Data: how it will give you confidence,
then fail you.

3 minute read

Abstract picture of data patterns

Big data also exacerbates a very old problem: relying on the numbers when they are far more fallible than we think.
— Cukier and Mayer-Schönberger (2013) The Dictatorship of Data

The article is well written and comes at a moment in history when we need to highlight these topics. It’s also very relevant because data here isn’t really the subject. People are. And how people interpret the data.

“They were grossly exaggerated by many units primarily because of the incredible interest shown by people like McNamara,” said a third.

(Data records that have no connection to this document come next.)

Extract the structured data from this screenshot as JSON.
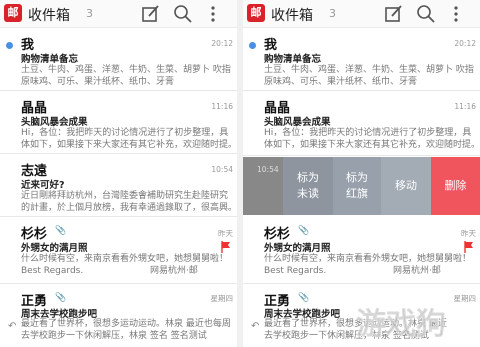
{
  "app": {
    "logo_text": "邮",
    "inbox_title": "收件箱",
    "inbox_count": "3",
    "accent_color": "#d9222a"
  },
  "mails": [
    {
      "sender": "我",
      "subject": "购物清单备忘",
      "preview_line1": "土豆、牛肉、鸡蛋、洋葱、牛奶、生菜、胡萝卜 吹指",
      "preview_line2": "原味鸡、可乐、果汁纸杯、纸巾、牙膏",
      "time": "20:12",
      "unread": true
    },
    {
      "sender": "晶晶",
      "subject": "头脑风暴会成果",
      "preview_line1": "Hi，各位：我把昨天的讨论情况进行了初步整理，具",
      "preview_line2": "体如下，如果接下来大家还有其它补充，欢迎随时提。",
      "time": "11:16",
      "unread": false
    },
    {
      "sender": "志遠",
      "subject": "近来可好?",
      "preview_line1": "近日剛將拜訪杭州，台灣陸委會補助研究生赴陸研究",
      "preview_line2": "的計畫，於上個月放榜，我有幸通過錄取了，很高興。",
      "time": "10:54",
      "unread": false
    },
    {
      "sender": "杉杉",
      "subject": "外甥女的满月照",
      "preview_line1": "什么时候有空，来南京看看外甥女吧，她想舅舅啦！",
      "preview_line2": "Best Regards.",
      "preview_line3": "网易杭州·邮",
      "time": "昨天",
      "has_attachment": true,
      "flagged": true
    },
    {
      "sender": "正勇",
      "subject": "周末去学校跑步吧",
      "preview_line1": "最近看了世界杯，很想多运动运动。林泉 最近也每周",
      "preview_line2": "去学校跑步一下休闲解压，林泉 签名 签名测试",
      "time": "星期四",
      "has_attachment": true,
      "replied": true
    }
  ],
  "swipe_actions": {
    "time": "10:54",
    "mark_unread": [
      "标为",
      "未读"
    ],
    "mark_red_flag": [
      "标为",
      "红旗"
    ],
    "move": "移动",
    "delete": "删除",
    "delete_color": "#f0545c"
  },
  "right_mails_partial": {
    "shanshan_preview_line1": "什么时候有空，来南京看看外甥女吧，她想舅舅啦！",
    "shanshan_preview_line2": "Best Regards.",
    "shanshan_preview_line3": "网易杭州·邮",
    "zhengyong_preview_line1": "最近看了世界杯，很想多运动运动。林泉 最近",
    "zhengyong_preview_line2": "去学校跑步一下休闲解压，林泉 签名测试"
  },
  "watermark": {
    "text": "游戏狗"
  }
}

This is a comment about the effort in gathering the data for data’s sake. This isn’t a problem with data, this is an issue of objectives. In other term, this is a common management fallacy of mistaking the incentive for the final objective. When the incentive is at the same time simpler and more directly beneficial to the person, it takes over the final objective.

There are a lot of examples about this, and you might be able to find a lot yourself. The pattern is simple: someone sees an interesting objective, and defines some kind of metric to measure the progress to that objective. The measurement is, by definition, something simple to understand and simple to grasp. It seems working. What happens however after some time is that people start focusing on the metric itself, and forget the data. The metric in this context is a form of incentive because shows you in a simple way your next target, your +1, your record to beat.

An example are sales people motivated by a percentage over the number of items sold. That is a simple metric and a simple incentive. The issue however is that in the long term people will start caring more about the incentive and forget about the final objective: delivering a product to the people that need it. So they oversell, push too much, lower prices to get the sale, and so on, in the end harming the brand of the company.

Another example is the school system and standardized scores. At its foundation, school should prepare for life and work, and standardized scores seem a good way to point in the right direction: they measure how good the students are in learning. However, what happens is that many students start responding to the system, the scores and the results and forget the end goal: learn to learn. Because life doesn’t set the objectives for you, you have to set them. No school system, no metric, can define that because it’s not a zero-sum game. In life if you don’t like the rules you can change: market, profession, work, place, and yourself as well.

Airport Person Stare from Back

Big data is poised to transform society […] measuring and optimizing everything possible.

One interesting aspect of data again is that it’s often used to optimize, instead of using it to get insights. Optimization and insights can be seen as similar but in reality the first means taking what exists and making it more efficient, while the second can trigger an entirely new approach, smarter, groundbreaking.

Data is data. Information is interpreted data in context. And what you want is information, not data. This means that there’s no truth in the data by itself, but it’s helpful because it helps providing a bigger picture to figure out the information you need.

Data should be used to validate questions, to spot new things, to find improvements to a pre-existing task. When you conduct a scientific experiment you don’t gather all the possible data and then try to see if it validates your theory. You start with a hypothesis and then you check the existing data and new data to see if it’s true. And you’re open to throw your hypothesis away.

But in the end, I can quote Damasio again here: we are all humans. Without emotions, decisions can’t be made and that’s already known.

The key question here is: do you use data to validate decisions you already made, or do you let the data change your opinion?

This is a very human question. Data is just a tool.